For stochastic simulations it is necessary to apply a correction to the objective sensitivities. This is the deterministic part of the Ito correction. If boundary point normal vectors have already been computed, then this can be achieved as follows:

sensitivity.itoCorrection(boundary, temperature);

Otherwise, the following should be used:

sensitivity.itoCorrection(boundary, levelSet, temperature);

See Sensitivity.h and Sensitivity.cpp for further implementation details.

Hole

The Hole class provides a simple data type for circular holes. These can be used when initialising the signed distance function of the LevelSet.

To create a hole:

// Assign the coordinates.
double x = 10;
double y = 20;

// Assign the radius.
double r = 20;

// Initialise the hole.
slsm::Hole hole(x, y, r);

Alternatively, using the Coord data structure:

// Initialise the coordinate container.
slsm::Coord coord(10, 20);

// Assign the radius.
double r = 20;

// Initialise the hole.
slsm::Hole hole(coord, r);

InputOutput

The InputOutput class provides functionality for reading and writing data. Data can be writting in plain text, *.txt, or in a ParaView compatible VTK format.

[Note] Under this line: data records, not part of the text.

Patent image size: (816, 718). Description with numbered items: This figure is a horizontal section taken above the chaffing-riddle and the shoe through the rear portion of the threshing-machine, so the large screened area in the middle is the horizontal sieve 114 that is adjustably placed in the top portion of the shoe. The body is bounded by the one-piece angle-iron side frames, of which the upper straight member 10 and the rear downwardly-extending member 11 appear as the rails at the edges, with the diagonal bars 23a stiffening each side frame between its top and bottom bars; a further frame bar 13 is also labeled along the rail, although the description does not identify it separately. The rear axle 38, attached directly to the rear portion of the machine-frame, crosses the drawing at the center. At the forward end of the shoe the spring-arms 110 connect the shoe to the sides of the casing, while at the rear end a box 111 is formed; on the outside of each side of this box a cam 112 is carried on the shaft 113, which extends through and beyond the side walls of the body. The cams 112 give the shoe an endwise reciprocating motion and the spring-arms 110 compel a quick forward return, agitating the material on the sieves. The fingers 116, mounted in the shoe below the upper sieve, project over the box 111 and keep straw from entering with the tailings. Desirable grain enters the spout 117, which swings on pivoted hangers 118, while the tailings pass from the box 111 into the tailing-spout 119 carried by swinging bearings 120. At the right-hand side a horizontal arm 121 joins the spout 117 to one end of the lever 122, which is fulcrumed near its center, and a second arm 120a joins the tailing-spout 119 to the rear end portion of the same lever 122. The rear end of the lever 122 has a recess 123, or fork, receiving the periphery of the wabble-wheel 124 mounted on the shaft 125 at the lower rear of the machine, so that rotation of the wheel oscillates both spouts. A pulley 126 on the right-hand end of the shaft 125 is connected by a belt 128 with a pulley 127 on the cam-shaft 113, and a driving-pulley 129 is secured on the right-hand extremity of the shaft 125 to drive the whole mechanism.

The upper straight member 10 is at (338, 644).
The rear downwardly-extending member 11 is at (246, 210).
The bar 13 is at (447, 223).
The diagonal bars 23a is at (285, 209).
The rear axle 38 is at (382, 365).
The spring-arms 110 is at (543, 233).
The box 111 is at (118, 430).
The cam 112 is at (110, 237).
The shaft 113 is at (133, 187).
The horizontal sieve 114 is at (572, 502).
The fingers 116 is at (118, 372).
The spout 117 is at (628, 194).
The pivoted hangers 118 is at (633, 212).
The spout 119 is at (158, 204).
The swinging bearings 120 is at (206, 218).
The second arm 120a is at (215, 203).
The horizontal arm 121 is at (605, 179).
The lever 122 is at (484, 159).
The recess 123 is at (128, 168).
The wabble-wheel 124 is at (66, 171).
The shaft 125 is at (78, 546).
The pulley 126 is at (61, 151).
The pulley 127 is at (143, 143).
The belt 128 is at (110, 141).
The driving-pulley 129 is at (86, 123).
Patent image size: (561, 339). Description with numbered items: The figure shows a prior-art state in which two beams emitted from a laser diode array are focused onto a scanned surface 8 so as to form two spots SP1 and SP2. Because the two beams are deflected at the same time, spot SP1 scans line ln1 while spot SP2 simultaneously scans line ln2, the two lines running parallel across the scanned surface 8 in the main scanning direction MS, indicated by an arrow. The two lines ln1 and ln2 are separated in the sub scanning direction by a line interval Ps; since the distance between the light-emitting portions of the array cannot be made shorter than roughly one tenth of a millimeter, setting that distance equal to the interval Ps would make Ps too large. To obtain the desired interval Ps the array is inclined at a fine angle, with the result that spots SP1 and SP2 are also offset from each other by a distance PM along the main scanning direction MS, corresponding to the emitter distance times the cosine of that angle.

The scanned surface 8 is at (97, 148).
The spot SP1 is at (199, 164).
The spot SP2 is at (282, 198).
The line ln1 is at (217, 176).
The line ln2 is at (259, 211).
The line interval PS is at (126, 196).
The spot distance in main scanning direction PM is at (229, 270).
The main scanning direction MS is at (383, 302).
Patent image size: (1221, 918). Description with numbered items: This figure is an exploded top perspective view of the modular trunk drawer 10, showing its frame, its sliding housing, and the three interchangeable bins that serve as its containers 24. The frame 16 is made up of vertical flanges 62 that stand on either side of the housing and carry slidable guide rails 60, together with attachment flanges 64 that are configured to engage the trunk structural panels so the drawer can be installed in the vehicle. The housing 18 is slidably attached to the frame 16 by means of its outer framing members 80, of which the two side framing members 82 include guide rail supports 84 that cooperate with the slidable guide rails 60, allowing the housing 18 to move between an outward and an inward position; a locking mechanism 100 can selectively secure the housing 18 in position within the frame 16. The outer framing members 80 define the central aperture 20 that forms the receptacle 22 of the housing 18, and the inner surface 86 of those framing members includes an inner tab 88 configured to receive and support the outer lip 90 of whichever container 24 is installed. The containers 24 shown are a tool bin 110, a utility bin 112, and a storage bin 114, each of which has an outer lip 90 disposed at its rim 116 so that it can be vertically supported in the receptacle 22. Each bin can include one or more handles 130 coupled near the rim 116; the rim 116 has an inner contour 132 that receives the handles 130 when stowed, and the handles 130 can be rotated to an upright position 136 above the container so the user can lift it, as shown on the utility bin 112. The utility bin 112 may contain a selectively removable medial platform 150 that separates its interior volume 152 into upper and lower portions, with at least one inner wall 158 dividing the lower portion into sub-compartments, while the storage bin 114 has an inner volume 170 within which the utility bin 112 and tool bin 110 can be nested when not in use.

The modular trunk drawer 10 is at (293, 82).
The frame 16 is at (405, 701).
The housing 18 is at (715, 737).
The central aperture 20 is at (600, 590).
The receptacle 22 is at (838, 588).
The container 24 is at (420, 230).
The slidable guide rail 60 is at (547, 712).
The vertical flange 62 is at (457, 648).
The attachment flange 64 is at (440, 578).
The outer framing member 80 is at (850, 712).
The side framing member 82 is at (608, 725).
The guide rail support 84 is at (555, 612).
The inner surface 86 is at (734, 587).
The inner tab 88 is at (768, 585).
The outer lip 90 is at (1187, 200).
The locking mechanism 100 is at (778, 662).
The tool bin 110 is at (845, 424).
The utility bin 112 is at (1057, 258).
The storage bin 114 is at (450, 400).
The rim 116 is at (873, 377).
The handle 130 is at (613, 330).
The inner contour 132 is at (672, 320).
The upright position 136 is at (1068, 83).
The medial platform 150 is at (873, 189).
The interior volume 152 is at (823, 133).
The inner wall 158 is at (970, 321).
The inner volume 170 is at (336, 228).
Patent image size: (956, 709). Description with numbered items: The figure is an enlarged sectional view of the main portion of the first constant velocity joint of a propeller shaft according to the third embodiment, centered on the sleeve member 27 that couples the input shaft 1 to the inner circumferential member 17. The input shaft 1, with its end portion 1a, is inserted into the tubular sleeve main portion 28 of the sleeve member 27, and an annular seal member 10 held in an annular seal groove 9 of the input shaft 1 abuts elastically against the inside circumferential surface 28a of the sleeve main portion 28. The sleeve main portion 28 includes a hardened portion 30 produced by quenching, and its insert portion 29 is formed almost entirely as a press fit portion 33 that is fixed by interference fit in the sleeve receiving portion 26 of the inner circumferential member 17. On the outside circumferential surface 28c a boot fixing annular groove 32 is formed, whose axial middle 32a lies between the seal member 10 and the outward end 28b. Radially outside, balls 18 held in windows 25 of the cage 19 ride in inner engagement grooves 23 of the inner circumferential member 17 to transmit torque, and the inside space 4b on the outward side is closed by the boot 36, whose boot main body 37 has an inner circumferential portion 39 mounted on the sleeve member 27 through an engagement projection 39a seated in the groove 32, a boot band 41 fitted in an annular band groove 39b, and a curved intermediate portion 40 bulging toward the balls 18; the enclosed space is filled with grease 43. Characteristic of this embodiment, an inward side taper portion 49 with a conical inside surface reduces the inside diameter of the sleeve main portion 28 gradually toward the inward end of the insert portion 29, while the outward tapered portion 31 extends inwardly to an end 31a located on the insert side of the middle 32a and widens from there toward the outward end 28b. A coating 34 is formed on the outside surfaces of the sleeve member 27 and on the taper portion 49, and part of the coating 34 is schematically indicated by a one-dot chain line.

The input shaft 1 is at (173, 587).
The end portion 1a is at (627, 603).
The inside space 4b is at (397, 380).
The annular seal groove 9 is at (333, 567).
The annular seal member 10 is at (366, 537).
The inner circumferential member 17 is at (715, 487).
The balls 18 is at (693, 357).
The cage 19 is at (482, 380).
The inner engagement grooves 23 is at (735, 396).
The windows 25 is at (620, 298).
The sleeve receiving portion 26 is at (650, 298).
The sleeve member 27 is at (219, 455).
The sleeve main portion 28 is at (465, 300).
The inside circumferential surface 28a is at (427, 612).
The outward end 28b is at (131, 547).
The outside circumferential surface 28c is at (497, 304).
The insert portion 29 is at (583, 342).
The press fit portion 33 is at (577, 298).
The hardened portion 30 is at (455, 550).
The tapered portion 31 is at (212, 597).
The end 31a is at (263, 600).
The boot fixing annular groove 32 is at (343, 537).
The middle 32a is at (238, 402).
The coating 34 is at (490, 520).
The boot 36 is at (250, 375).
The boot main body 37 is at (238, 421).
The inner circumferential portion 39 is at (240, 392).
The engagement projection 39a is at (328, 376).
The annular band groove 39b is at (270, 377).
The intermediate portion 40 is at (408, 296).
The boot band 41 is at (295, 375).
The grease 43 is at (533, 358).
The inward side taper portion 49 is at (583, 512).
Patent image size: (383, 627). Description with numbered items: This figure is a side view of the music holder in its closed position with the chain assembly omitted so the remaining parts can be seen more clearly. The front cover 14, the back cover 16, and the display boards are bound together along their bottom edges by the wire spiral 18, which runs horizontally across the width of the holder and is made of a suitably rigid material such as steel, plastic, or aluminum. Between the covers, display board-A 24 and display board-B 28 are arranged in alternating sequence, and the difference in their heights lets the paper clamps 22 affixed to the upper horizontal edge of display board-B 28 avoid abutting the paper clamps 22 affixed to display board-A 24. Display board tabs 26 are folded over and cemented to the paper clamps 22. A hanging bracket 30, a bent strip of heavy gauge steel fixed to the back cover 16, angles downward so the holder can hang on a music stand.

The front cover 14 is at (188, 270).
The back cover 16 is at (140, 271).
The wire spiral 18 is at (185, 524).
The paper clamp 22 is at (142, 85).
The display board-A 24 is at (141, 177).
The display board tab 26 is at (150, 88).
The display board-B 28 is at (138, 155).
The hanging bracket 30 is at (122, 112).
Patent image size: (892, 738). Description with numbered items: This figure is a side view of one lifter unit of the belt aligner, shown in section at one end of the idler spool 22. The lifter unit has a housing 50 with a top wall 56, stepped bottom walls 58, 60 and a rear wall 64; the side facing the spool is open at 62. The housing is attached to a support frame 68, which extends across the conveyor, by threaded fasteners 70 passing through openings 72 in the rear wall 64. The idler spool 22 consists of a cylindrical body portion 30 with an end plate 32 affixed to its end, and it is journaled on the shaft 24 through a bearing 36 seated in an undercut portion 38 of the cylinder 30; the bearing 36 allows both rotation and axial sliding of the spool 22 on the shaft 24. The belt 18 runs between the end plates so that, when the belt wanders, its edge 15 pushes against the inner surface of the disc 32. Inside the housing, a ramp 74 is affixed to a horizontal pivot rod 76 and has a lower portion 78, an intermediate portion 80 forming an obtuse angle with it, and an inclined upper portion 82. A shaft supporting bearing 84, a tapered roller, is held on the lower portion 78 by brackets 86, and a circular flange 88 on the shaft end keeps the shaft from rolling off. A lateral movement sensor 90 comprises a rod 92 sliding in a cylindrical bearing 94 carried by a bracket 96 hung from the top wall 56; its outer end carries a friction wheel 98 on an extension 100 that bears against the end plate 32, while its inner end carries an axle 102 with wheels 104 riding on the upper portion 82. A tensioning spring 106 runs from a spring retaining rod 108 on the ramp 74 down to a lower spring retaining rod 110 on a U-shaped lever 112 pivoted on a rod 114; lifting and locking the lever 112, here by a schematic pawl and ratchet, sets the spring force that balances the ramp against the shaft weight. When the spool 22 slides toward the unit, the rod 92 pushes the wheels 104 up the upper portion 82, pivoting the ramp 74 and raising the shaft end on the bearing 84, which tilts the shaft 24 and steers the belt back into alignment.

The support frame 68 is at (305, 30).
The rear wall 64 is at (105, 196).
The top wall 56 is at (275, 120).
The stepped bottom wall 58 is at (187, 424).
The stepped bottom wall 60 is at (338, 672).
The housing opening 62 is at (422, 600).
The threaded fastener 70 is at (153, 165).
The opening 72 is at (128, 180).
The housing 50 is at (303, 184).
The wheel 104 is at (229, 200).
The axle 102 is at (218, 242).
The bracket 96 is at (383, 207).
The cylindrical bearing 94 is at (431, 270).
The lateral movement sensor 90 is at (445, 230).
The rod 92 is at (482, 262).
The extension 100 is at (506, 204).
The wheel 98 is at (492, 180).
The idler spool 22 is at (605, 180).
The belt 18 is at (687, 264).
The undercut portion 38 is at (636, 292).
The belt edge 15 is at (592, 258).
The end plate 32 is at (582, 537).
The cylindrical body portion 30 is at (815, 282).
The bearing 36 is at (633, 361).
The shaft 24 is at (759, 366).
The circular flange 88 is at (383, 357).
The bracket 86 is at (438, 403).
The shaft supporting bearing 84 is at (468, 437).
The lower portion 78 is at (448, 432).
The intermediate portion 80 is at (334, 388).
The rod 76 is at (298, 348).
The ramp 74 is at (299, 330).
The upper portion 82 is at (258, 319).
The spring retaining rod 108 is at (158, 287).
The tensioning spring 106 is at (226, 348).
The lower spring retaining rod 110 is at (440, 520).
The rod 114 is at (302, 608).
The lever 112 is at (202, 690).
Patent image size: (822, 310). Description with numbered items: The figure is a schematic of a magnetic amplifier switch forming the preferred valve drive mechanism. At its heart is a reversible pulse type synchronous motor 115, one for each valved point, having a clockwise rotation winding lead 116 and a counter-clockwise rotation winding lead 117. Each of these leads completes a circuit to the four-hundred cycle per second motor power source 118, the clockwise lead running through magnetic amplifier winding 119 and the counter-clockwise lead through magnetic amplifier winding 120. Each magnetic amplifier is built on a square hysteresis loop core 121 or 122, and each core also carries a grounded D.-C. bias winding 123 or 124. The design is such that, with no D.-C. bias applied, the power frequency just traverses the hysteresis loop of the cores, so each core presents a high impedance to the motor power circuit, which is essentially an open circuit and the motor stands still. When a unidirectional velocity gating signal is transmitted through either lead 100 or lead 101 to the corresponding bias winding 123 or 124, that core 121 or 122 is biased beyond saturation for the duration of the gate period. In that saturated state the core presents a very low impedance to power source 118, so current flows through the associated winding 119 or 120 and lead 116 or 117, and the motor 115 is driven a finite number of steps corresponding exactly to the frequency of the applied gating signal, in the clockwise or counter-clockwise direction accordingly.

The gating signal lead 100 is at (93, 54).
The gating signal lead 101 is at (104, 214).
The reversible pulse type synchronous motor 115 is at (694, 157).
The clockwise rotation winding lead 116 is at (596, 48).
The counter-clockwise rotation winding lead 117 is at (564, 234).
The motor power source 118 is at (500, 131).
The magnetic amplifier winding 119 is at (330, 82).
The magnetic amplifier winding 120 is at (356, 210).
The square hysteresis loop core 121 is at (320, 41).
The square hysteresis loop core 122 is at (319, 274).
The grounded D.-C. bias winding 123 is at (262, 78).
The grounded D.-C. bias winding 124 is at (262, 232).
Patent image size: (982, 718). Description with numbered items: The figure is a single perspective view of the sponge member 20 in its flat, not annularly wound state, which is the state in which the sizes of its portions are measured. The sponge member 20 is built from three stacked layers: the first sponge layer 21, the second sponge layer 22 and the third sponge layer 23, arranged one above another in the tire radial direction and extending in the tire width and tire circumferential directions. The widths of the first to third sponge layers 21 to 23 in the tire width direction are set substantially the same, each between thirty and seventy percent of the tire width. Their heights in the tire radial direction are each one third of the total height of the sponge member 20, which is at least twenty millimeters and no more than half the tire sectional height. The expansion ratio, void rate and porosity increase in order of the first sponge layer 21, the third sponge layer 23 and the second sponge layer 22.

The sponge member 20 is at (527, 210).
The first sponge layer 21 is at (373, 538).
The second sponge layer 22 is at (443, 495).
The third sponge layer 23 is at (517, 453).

To instantiate an object and write level set, boundary segment, and area fraction information to file:

// Instantiate InputOutput object.
slsm::InputOutput io;

// Save current signed distance information in text and VTK format.
io.saveLevelSetTXT(1, levelSet);
io.saveLevelSetVTK(1, levelSet);

// Save boundary segment data to a text file.
io.saveBoundarySegmentsTXT(1, boundary);

// Save area fraction information in VTK format.
io.saveAreaFractionsVTK(1, levelSet.mesh);

Here the first argument specifies the index of the data file, which is used to generate a file prefix. This is useful when saving multiple data sets in a time series.

See InputOutput.h and InputOutput.cpp for further implementation details.

MersenneTwister

This class provides a C++11 implementation of the Mersenne Twister psuedorandom number generator.

Here are some examples of how it may be used:

// Initialise a random number generator.
slsm::MersenneTwister rng;

// Generate a uniform random double between 0 and 1.
double r1 = rng();

// Generate a uniform random integer between 7 and 36.
double r2 = rng.integer(7, 36);

// Draw a random double from a normal distrubution
// with zero mean and unit variance.
double r3 = rng.normal();

// Draw a random double from a normal distrubution
// with a mean of 10 and variance of 3.
double r4 = rng.normal(10, 3);

See MersenneTwister.h for further implementation details.